Incidence of cleft pathology in Greater New Orleans before and after Hurricane Katrina.



Reports after the 2005 Hurricane Katrina have documented an increase in stress reactions and environmental teratogens (arsenic, mold, alcohol).


To assess the incidence of cleft pathology before and after the hurricane, and the distribution of cleft cases by gender and race.


Retrospective chart review of cleft lip with or without cleft palate (CL/P) and cleft palate (CP) cases registered with the Cleft and Craniofacial Team at Children's Hospital of New Orleans, the surgical center that treated cleft cases in Greater New Orleans between 2004 and 2007. Live birth data were obtained from the Louisiana State Center for Health Statistics.

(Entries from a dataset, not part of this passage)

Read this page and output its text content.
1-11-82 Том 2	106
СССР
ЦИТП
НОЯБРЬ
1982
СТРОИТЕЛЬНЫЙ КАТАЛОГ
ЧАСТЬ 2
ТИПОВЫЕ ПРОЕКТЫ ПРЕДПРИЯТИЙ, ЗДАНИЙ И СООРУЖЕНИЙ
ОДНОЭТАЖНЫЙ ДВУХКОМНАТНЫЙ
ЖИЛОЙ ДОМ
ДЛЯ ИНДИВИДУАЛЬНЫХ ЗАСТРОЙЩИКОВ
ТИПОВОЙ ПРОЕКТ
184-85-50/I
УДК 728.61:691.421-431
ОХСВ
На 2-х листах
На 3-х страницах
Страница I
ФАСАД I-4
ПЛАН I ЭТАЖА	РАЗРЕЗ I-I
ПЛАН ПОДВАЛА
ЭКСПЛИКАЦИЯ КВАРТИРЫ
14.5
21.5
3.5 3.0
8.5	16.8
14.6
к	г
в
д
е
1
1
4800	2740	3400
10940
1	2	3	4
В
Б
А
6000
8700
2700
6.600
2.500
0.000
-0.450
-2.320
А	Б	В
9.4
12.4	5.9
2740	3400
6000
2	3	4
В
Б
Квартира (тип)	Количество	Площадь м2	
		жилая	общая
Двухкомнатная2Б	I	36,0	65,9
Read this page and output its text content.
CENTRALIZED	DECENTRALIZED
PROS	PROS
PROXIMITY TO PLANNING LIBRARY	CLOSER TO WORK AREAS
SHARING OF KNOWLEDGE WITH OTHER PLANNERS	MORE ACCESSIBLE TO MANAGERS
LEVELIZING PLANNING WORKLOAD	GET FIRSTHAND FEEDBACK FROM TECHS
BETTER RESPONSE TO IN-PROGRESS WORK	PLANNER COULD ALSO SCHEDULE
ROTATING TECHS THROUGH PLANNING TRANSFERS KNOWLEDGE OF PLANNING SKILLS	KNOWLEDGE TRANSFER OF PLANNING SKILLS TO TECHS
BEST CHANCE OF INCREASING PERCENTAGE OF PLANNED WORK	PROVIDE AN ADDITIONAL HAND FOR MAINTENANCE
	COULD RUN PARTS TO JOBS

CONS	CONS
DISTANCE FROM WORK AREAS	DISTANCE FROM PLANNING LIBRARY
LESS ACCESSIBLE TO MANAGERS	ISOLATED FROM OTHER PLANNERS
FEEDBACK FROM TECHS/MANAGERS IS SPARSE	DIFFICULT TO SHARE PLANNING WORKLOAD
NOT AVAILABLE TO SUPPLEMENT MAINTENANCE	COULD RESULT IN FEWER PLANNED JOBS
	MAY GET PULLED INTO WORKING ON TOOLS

The incidence of cleft cases, beginning 9 months after the hurricane (i.e., June 1, 2006) was significantly higher compared with the period before the hurricane (0.80 versus 1.42; p = .008). Within racial group comparisons showed a higher incidence among African Americans versus whites (0.42 versus 1.22; p = .01). The distribution of CL/P and CP cases by gender was significant (p = .05).


The increase in the incidence of cleft cases after the hurricane may be attributable to increased stress and teratogenic factors associated with the hurricane. The increase among African Americans may have been due to comparatively higher exposure to environmental risk factors. These findings warrant further investigation to replicate the results elsewhere in the Gulf to determine whether there is a causal relationship between environmental risk factors and increased cleft pathology.